Part of the endearing nature of Wright’s modern vocal style is that it isn’t perfect. In tracks like ‘Better Watch Out,’ Wright has occasional vocal cracks, and every so often he misses a note he was shooting for. I’d go as far to argue that this couldn’t matter less - his passion is there, and the raw authenticity of his performance is something I’d take any day over a conventionally ‘perfect’ vocalist. Wright sounds impressively good for a man who’s occupied the industry for so long.
The instrumentation on ‘Something To Make You Feel’ embraces a certain level of brevity. Nothing is over the top, there really aren’t any solos, per say, and the music is composed to keep Wright at the forefront of the experience. This was a very smart choice - he is the vehicle for the music, not the other way around.
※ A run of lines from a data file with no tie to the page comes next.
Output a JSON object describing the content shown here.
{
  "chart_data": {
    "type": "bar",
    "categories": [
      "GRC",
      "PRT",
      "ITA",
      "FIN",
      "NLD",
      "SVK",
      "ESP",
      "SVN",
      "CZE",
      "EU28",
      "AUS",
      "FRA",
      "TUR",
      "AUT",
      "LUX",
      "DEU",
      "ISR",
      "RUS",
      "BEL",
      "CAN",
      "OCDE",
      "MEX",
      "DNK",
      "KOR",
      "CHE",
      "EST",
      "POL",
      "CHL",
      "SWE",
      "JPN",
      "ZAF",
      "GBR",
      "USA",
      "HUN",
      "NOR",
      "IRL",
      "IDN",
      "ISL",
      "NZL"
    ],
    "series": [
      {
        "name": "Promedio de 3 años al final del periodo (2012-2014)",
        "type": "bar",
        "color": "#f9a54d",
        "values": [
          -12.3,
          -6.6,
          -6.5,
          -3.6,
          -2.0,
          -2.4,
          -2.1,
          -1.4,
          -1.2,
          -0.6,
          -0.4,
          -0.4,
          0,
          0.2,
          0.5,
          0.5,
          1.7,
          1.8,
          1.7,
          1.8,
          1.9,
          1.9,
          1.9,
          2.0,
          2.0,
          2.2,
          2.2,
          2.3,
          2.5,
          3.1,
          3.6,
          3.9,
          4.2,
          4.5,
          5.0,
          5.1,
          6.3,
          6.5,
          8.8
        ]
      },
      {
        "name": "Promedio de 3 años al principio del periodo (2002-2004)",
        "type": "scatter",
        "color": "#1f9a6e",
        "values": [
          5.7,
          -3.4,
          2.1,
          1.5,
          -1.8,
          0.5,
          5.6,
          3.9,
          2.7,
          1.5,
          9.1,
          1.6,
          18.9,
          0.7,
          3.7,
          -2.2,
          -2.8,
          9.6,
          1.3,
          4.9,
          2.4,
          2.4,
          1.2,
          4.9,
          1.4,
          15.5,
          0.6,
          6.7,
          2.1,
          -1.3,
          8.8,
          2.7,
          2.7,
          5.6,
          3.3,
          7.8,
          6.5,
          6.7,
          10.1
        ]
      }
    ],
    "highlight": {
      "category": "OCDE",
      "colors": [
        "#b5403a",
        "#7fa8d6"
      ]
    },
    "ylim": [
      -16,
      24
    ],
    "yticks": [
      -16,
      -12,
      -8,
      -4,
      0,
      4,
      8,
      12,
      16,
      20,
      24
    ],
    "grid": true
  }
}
Tracks like ‘I Got Feelings Too’ even combine some sparse brass sections. (Plus, that track is superbly written.)
“Before you learn to love somebody else, you’ve got to learn to love you,” Wright advises on ‘She Don’t Believe In Love.’ The track culminates everything the veteran songwriter and performer does well - it’s passionate, funky, a tad bluesy, and Wright’s vocal performance is snappy and personable. It’s a wonderful precursor to ‘Happiness,’ another one of the album’s best tracks. All of the performances on ‘Happiness’ are outstanding, and the laser-sharp execution of the composition is infectious.
‘Thank God For Tonight’ offers some of the better harmonies on the record, which are then accentuated by incredible brass sections. At one point, Wright even softly speak to his lover while a saxophone meanders in the backdrop. Wright sells the performance - this kind of soul music holds up so well when performed by someone like Wright. The soft-spoken ‘Made In The Shade’ is similar in that regard.
‘Throwing In The Towel’ is one of the more lively efforts on the album, a sound that suits Wright and his band well. The methodic funk bass is fantastic, eclipsed only by the thunderous piano performance. The track sounds like the ghost of Allen Toussaint showed up to play piano on it. On the following track, ‘Comfort Me,’ the guitar performances shine similarly.
‘Peace Of Mind’ harnesses equally strong imagery as the rest of the album’s lyrical content. It’s an inspirational track with jaw-droppingly good doses of gospel stylized throughout. ‘Storybook’ then closes the record with a song that’s actually somewhat reminiscent of a Jimmy Cliff track. It’s definitely a starkly different song to the rest of the album. That said, it’s a perfect finale.
To put it bluntly, there isn’t enough music like this nowadays. The majority of my generation isn’t even aware that this music was even popular at any time. In the contemporary scene, it’s hard to find any music like this. I mentioned Pops Staples earlier, and I think his daughter, Mavis, champions this style to large crowds nowadays in a way that few performers can do. Charles Wright is refreshing, even as an older creative now. These tracks are so worth the time of any music lover because Wright is doing what Mavis is doing. They’re keeping it alive.